We analyzed the IgM and IgG cross-reactivity of all the samples described. Sera from different groups were tested at different dilutions in ELISA plates coated with 3 μg/mL of the rE-ZIKV antigen. The cutoff OD value for a positive result was defined as two standard deviations from the mean OD of sera from uninfected individuals from a nonendemic area (NEA). The IgM cross-reactive responses were analyzed from the two clinical forms DF and DHF; the samples showed wide cross-reactivity (1 : 800) against rE-ZIKV. The total of DHF and DF samples included in the groups showed cross-reactivities of 41.7% and 27.5%, respectively, with the rE-ZIKV antigen. Interestingly only 42% of ZIKV-positive samples recognized the homologous protein rE-ZIKV. Only two of the negative sera reacted to the rE-ZIKV protein. This suggests that the specific IgM class antibodies present in the sera of patients with dengue cross-recognize the rE-ZIKV. Subsequently, IgG class cross-reactive antibodies against rE-ZIKV in DF and DHF patients were analyzed. Most of the samples from the NEA were negative against rE-ZIKV (95%). Among the different groups, we again observed a wide distribution of OD values in samples of both DF and DHF groups; however, interestingly, 71.3% of DF serum samples cross-reacted with rE-ZIKV protein, in contrast with 50% of the DHF serum samples. Finally, only 29.5% of the samples from patients with a Zika diagnosis recognized the rE-ZIKV protein. Nevertheless, a lower percentage of positive responders against rE-ZIKV were observed in patients with acute ZIV infection; thus, the memory response might have been due to the previous contact with DENV. These data reflect the similarities and abundances of common epitopes between DENV and ZIKV (Figure 3).

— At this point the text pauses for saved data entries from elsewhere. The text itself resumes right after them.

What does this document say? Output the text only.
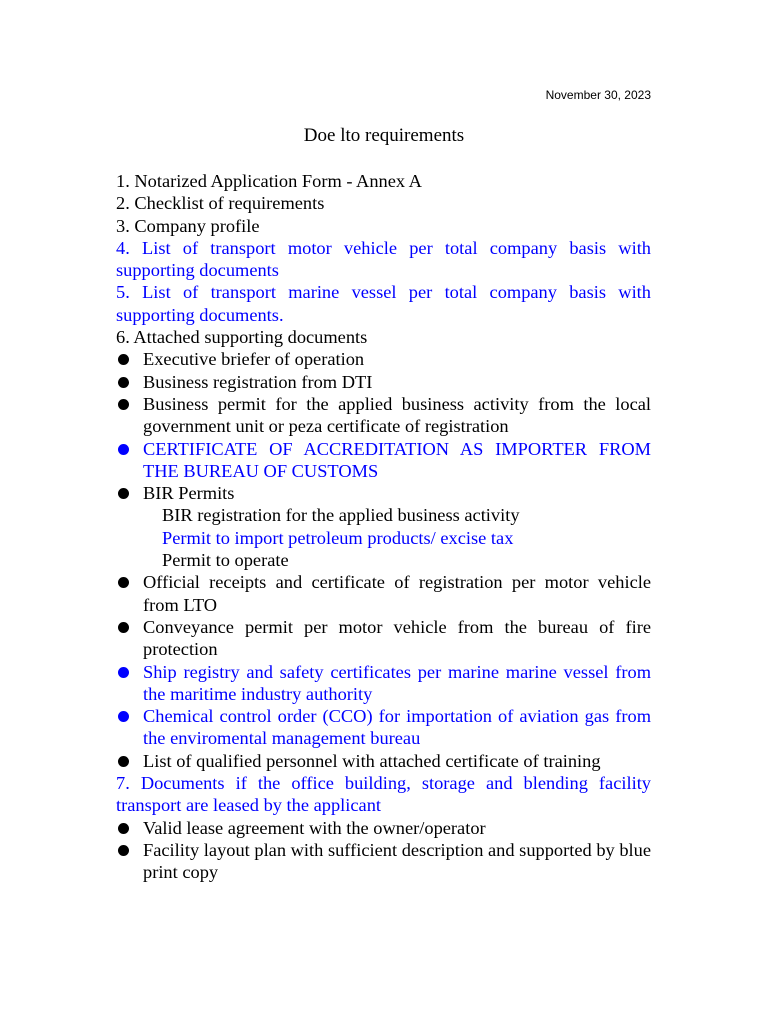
November 30, 2023
Doe lto requirements

1. Notarized Application Form - Annex A

2. Checklist of requirements

3. Company profile

4. List of transport motor vehicle per total company basis with supporting documents

5. List of transport marine vessel per total company basis with supporting documents.

6. Attached supporting documents

Executive briefer of operation
Business registration from DTI
Business permit for the applied business activity from the local government unit or peza certificate of registration
CERTIFICATE OF ACCREDITATION AS IMPORTER FROM THE BUREAU OF CUSTOMS
BIR Permits

BIR registration for the applied business activity

Permit to import petroleum products/ excise tax

Permit to operate

Official receipts and certificate of registration per motor vehicle from LTO
Conveyance permit per motor vehicle from the bureau of fire protection
Ship registry and safety certificates per marine marine vessel from the maritime industry authority
Chemical control order (CCO) for importation of aviation gas from the enviromental management bureau
List of qualified personnel with attached certificate of training

7. Documents if the office building, storage and blending facility transport are leased by the applicant

Valid lease agreement with the owner/operator
Facility layout plan with sufficient description and supported by blue print copy
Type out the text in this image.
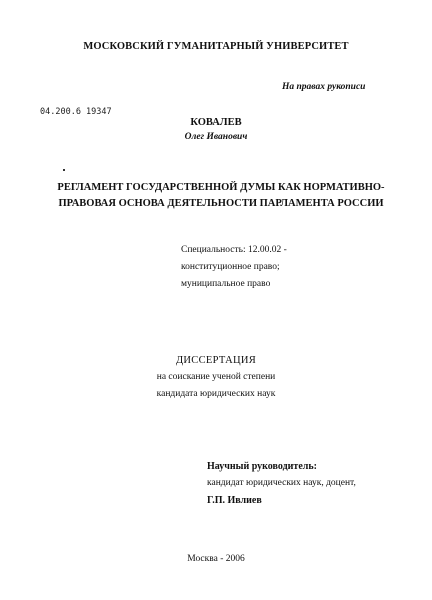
МОСКОВСКИЙ ГУМАНИТАРНЫЙ УНИВЕРСИТЕТ
На правах рукописи
04.200.6 19347
КОВАЛЕВ
Олег Иванович
РЕГЛАМЕНТ ГОСУДАРСТВЕННОЙ ДУМЫ КАК НОРМАТИВНО-
ПРАВОВАЯ ОСНОВА ДЕЯТЕЛЬНОСТИ ПАРЛАМЕНТА РОССИИ
Специальность: 12.00.02 -
конституционное право;
муниципальное право
ДИССЕРТАЦИЯ
на соискание ученой степени
кандидата юридических наук
Научный руководитель:
кандидат юридических наук, доцент,
Г.П. Ивлиев
Москва - 2006
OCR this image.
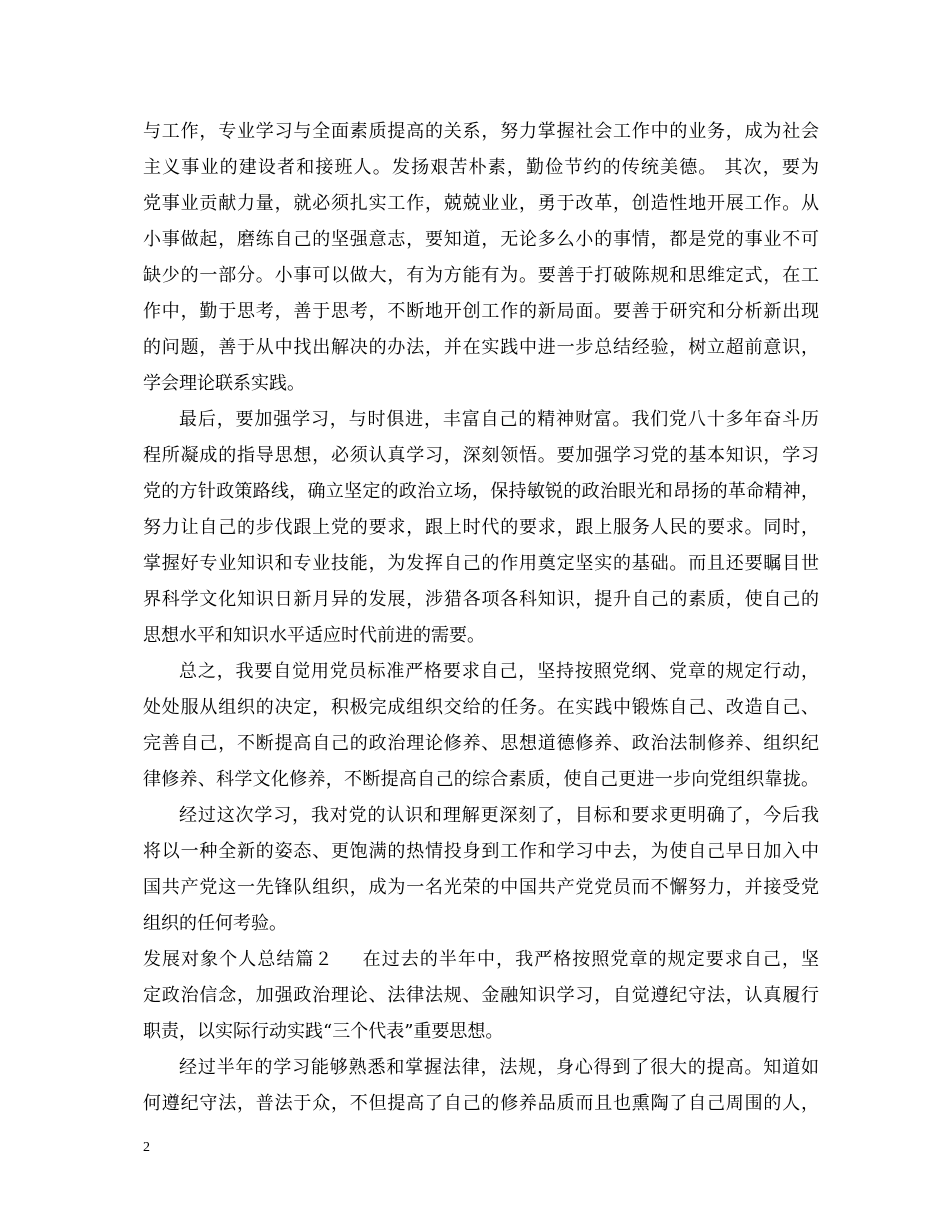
与工作，专业学习与全面素质提高的关系，努力掌握社会工作中的业务，成为社会
主义事业的建设者和接班人。发扬艰苦朴素，勤俭节约的传统美德。 其次，要为
党事业贡献力量，就必须扎实工作，兢兢业业，勇于改革，创造性地开展工作。从
小事做起，磨练自己的坚强意志，要知道，无论多么小的事情，都是党的事业不可
缺少的一部分。小事可以做大，有为方能有为。要善于打破陈规和思维定式，在工
作中，勤于思考，善于思考，不断地开创工作的新局面。要善于研究和分析新出现
的问题，善于从中找出解决的办法，并在实践中进一步总结经验，树立超前意识，
学会理论联系实践。
最后，要加强学习，与时俱进，丰富自己的精神财富。我们党八十多年奋斗历
程所凝成的指导思想，必须认真学习，深刻领悟。要加强学习党的基本知识，学习
党的方针政策路线，确立坚定的政治立场，保持敏锐的政治眼光和昂扬的革命精神，
努力让自己的步伐跟上党的要求，跟上时代的要求，跟上服务人民的要求。同时，
掌握好专业知识和专业技能，为发挥自己的作用奠定坚实的基础。而且还要瞩目世
界科学文化知识日新月异的发展，涉猎各项各科知识，提升自己的素质，使自己的
思想水平和知识水平适应时代前进的需要。
总之，我要自觉用党员标准严格要求自己，坚持按照党纲、党章的规定行动，
处处服从组织的决定，积极完成组织交给的任务。在实践中锻炼自己、改造自己、
完善自己，不断提高自己的政治理论修养、思想道德修养、政治法制修养、组织纪
律修养、科学文化修养，不断提高自己的综合素质，使自己更进一步向党组织靠拢。
经过这次学习，我对党的认识和理解更深刻了，目标和要求更明确了，今后我
将以一种全新的姿态、更饱满的热情投身到工作和学习中去，为使自己早日加入中
国共产党这一先锋队组织，成为一名光荣的中国共产党党员而不懈努力，并接受党
组织的任何考验。
发展对象个人总结篇２ 在过去的半年中，我严格按照党章的规定要求自己，坚
定政治信念，加强政治理论、法律法规、金融知识学习，自觉遵纪守法，认真履行
职责，以实际行动实践“三个代表”重要思想。
经过半年的学习能够熟悉和掌握法律，法规，身心得到了很大的提高。知道如
何遵纪守法，普法于众，不但提高了自己的修养品质而且也熏陶了自己周围的人，
2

When we compared the IgG antibody response at the same dilution (1 : 100) of the sera from patients with different clinical forms of dengue (DF and DHF) and Zika (all in the acute phase) against both recombinant antigens rE-ZIKV and rPrME-DENV2, the serum samples from DF and DHF patients against the two antigens showed significantly higher responses against the homologous rPrME-DENV antigen than against the antigen rE-ZIKV. We did not find any difference in the magnitude of the response between the two clinical forms DF and DHF. In contrast, Zika sera showed a lower reactivity against both antigens (Figure 4) but higher reactivity against the homologous antigen rE-ZIKV.

3.4. Serum Samples from DF and DHF Patients Possess an Enhancing Effect on ZIKV

In DENV-endemic areas, all four DENV serotypes frequently circulate at the same time or are cyclically replaced depending on the year. Thus, the highly cross-reactive antibodies observed above may have shown Fcγ-mediated enhanced uptake of the antibody-virus complex (the ADE phenomenon).

Twenty-five serum samples randomly selected from each group were analyzed; DF and DHF (acute phase) groups were used to determine whether immunity against DENV had any effect in enhancing ZIKV infection in vitro. Serially diluted serum samples were incubated with ZIKV, and these mixtures were used to infect semiadherent K562 cells bearing the Fc-gamma receptor (FcR) for 24 h. The percentage of infection was determined using flow cytometry. Figure 5(a) shows a representative dot plot for one serum sample of each clinical form: DF and DHF. Figure 5(b) represents the whole group analyzed for both DF (A) and DHF (B); both groups showed broad diversity in the enhancement of ZIKV at lower dilutions. Meanwhile, few DF sera samples very efficiently enhanced ZIKV infection, which could reach up to 70% infection, with most of them decreasing this effect at higher dilutions. In contrast, in the DHF group, the enhancement of the infection was maintained even at dilutions as high as 10-6 (Supplementary Fig. 1). Thus, when the two groups were compared, DHF sera showed a significantly stronger enhancement effect over ZIKV compared to DF sera. Figure 5(c) shows a graph of both DF and DHF showing the higher dilution at which enhancement was still observed, considering 5% infection a positive result.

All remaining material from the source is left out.